Understanding diaspora remittances


Globally, Nigeria is among the leading countries that attract funds from migrant workers, alongside other nations such as Pakistan, Canada, the USA, Australia, and Vietnam. Nigeria stands out as one of the countries with a large number of migrant workers worldwide, who send remittances back home. These funds, estimated at $23 billion annually, serve as a reliable source of foreign exchange for the domestic economy. Diaspora remittances play a crucial role in supporting the country’s foreign currency reserves, contributing to economic stability, and improving the livelihoods of millions of Nigerians.

Such remittances remain a cheap source of funding because they do not need to be repaid with interest. Instead, they go directly into improving lives by contributing to the construction of houses, payment of school fees, healthcare, and other essentials, all of which add significant value to the economy. Diaspora remittances represent household income from foreign economies, arising mainly from the temporary or permanent movement of people to those economies. These remittances can be both cash and non-cash items that flow through formal channels, such as electronic wire transfers, or informal channels, like money or goods carried across borders. They play an essential role in supporting the livelihoods of families, boosting local economies, and providing a reliable stream of foreign exchange for the receiving country.

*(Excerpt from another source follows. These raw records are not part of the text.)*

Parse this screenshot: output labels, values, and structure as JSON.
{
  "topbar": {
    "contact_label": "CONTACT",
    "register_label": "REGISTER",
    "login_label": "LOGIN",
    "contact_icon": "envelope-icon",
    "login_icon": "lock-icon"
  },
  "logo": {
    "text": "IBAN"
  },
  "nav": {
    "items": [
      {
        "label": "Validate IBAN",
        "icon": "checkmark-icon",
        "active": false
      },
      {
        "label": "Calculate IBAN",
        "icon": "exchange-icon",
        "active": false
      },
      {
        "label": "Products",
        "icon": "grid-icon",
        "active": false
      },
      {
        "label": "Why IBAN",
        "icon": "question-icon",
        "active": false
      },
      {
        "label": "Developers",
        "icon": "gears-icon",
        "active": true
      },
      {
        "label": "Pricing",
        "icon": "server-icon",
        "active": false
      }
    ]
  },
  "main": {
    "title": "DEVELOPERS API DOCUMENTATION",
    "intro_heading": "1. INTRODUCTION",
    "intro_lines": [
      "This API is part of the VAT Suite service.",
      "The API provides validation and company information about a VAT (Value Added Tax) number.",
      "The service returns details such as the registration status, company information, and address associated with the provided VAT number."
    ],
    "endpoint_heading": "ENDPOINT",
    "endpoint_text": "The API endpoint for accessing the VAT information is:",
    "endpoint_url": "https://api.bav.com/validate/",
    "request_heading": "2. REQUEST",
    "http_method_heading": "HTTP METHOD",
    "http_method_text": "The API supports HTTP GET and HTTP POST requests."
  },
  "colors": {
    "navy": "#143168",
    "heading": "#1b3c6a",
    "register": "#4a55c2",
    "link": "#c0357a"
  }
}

Meanwhile, recent data from the International Monetary Fund (IMF) under its Currency Composition of Official Foreign Exchange Reserves (COFER) points to the rise of nontraditional reserve currencies, including the Australian dollar, Canadian dollar, Chinese renminbi, South Korean won, Singaporean dollar, and Nordic currencies. Stakeholders have agreed that the measures instituted by the CBN under Governor Cardoso have not only lifted the forex market and entrenched long-lasting stability but have also laid the foundation for sustainable economic growth. These reforms are seen as crucial steps in strengthening Nigeria’s economic resilience and ensuring a more balanced and diverse foreign exchange environment.